The number of WiFi hot spots has grown rapidly in the last year, with as many as 15,000 in public locations, according to the Yankee Group, a market research firm.
But the difficulty of making a profit was made evident last month with the demise of Cometa Networks, a well-heeled WiFi startup backed by IBM, the Intel Corp and the AT&T Corp. Cometa, founded in 2002 to build a network of access points at retail outlets, announced on May 19 that it would suspend operations because it was not providing a suitable return to investors. Verizon Wireless, which said last year that it would build 1,000 WiFi hot spots in Manhattan, has cut that number to around 500.
Meanwhile, thousands of free hot spots have been established by public agencies, mom-and-pop businesses hoping to attract customers and individuals working to build a grassroots network. A handful of city governments, some in cooperation with local busi-nesses, are deploying free WiFi networks in parts of Jacksonville, Florida and Portland, Oregon, among other places.
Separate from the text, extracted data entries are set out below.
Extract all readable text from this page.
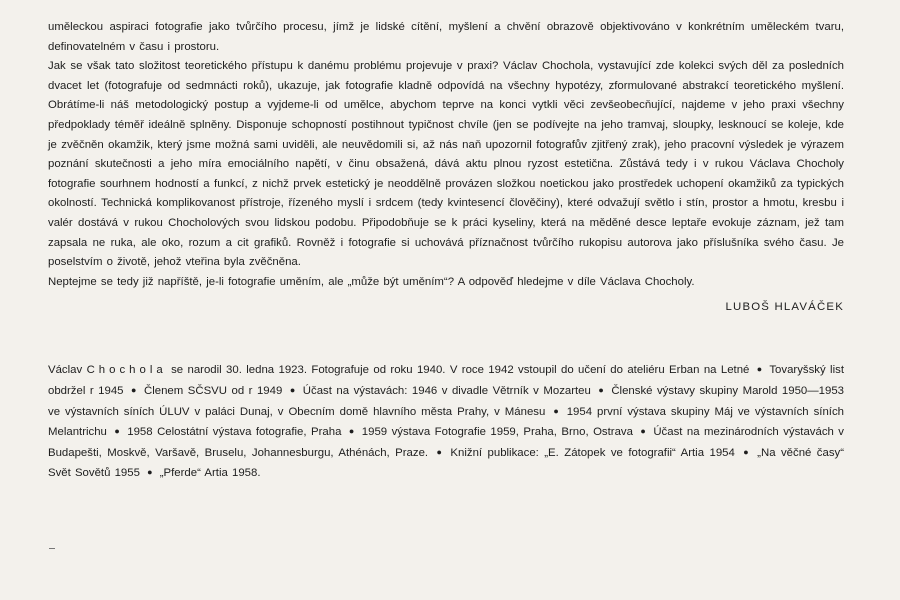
uměleckou aspiraci fotografie jako tvůrčího procesu, jímž je lidské cítění, myšlení a chvění obrazově objektivováno v konkrétním uměleckém tvaru, definovatelném v času i prostoru.

Jak se však tato složitost teoretického přístupu k danému problému projevuje v praxi? Václav Chochola, vystavující zde kolekci svých děl za posledních dvacet let (fotografuje od sedmnácti roků), ukazuje, jak fotografie kladně odpovídá na všechny hypotézy, zformulované abstrakcí teoretického myšlení. Obrátíme-li náš metodologický postup a vyjdeme-li od umělce, abychom teprve na konci vytkli věci zevšeobecňující, najdeme v jeho praxi všechny předpoklady téměř ideálně splněny. Disponuje schopností postihnout typičnost chvíle (jen se podívejte na jeho tramvaj, sloupky, lesknoucí se koleje, kde je zvěčněn okamžik, který jsme možná sami uviděli, ale neuvědomili si, až nás naň upozornil fotografův zjitřený zrak), jeho pracovní výsledek je výrazem poznání skutečnosti a jeho míra emociálního napětí, v činu obsažená, dává aktu plnou ryzost estetična. Zůstává tedy i v rukou Václava Chocholy fotografie sourhnem hodností a funkcí, z nichž prvek estetický je neoddělně provázen složkou noetickou jako prostředek uchopení okamžiků za typických okolností. Technická komplikovanost přístroje, řízeného myslí i srdcem (tedy kvintesencí člověčiny), které odvažují světlo i stín, prostor a hmotu, kresbu i valér dostává v rukou Chocholových svou lidskou podobu. Připodobňuje se k práci kyseliny, která na měděné desce leptaře evokuje záznam, jež tam zapsala ne ruka, ale oko, rozum a cit grafiků. Rovněž i fotografie si uchovává příznačnost tvůrčího rukopisu autorova jako příslušníka svého času. Je poselstvím o životě, jehož vteřina byla zvěčněna.

Neptejme se tedy již napříště, je-li fotografie uměním, ale „může být uměním“? A odpověď hledejme v díle Václava Chocholy.

LUBOŠ HLAVÁČEK
Václav Chochola se narodil 30. ledna 1923. Fotografuje od roku 1940. V roce 1942 vstoupil do učení do ateliéru Erban na Letné ● Tovaryšský list obdržel r 1945 ● Členem SČSVU od r 1949 ● Účast na výstavách: 1946 v divadle Větrník v Mozarteu ● Členské výstavy skupiny Marold 1950—1953 ve výstavních síních ÚLUV v paláci Dunaj, v Obecním domě hlavního města Prahy, v Mánesu ● 1954 první výstava skupiny Máj ve výstavních síních Melantrichu ● 1958 Celostátní výstava fotografie, Praha ● 1959 výstava Fotografie 1959, Praha, Brno, Ostrava ● Účast na mezinárodních výstavách v Budapešti, Moskvě, Varšavě, Bruselu, Johannesburgu, Athénách, Praze. ● Knižní publikace: „E. Zátopek ve fotografii“ Artia 1954 ● „Na věčné časy“ Svět Sovětů 1955 ● „Pferde“ Artia 1958.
"It's going to be hard for commercial carriers to make a profit," said Dewayne Hendricks, the executive of Dandin Group, a wireless Internet service provider based in Silicon Valley, who serves as technical adviser to the US Federal Communications Commission on wireless Internet issues.
Each WiFi hot spot has a radio transmitter and receiver that is connected to the Internet through a broadband connection like a digital subscriber line. The transmitter communicates with personal computers and enables them to send information to, and receive information from, the Internet. The transmitters typically have a range of 45.7m to 304.8m, though there is new technology emerging that could send a signal over several kilometers.
Because transmitters can be on different networks, 12 or more hot spots can operate simultaneously in any given area, providing overlapping coverage. The connections do not interfere with each other because they are working on different radio channels. For users in big metropolitan areas such as New York City and San Francisco, a free connection can almost always be found on blocks where hot spots are dense.
Even so, not all companies selling WiFi service are struggling. T-Mobile, for one, has a well-established and profitable business model, said Roberta Wiggins, an analyst with the Yankee Group.
T-Mobile has 4,650 WiFi hot spots in Kinko's, Borders Bookstores, hotels, airports and Starbucks cafes, and it is adding 35 a day, the company said. Last week, it announced plans to deploy hot-spot connections in 122 Hyatt Hotels in North America. Users pay US$9.95 for single-day access, US$29.99 for a monthly access to all hot spots in the network or US$19.95 a month if they are customers of T-Mobile's cellphone service.
The company would not disclose how many customers it has, or its revenue or profits. But Joe Sims, general manager of T-Mobile's WiFi business, said, "We fully expect to make money in the public hot-spot business."
He noted that the company has learned some important lessons -- namely, that the hot spots need to be in locations with heavy traffic from business customers and that a profitable WiFi business needs to build a national network and brand that will give users the ability to log on at a variety of locations using the same service.
T-Mobile, he said, is keeping costs low by having the WiFi division and its mobile-phone business share an underlying data network, as well as the network operation and customer call centers. Sims also said the company is exploiting its brand name by marketing the wireless connection service to its existing cellphone customer base of 14.3 million users.
Sims said he is not worried about the growth in free hot spots because he believes commercial networks offer more reliable, more secure Internet access. Free service is fine for casual use, he said, but "when you absolutely, positively have to get that report downloaded or get access to your company system to conduct business, free probably isn't going to cut it."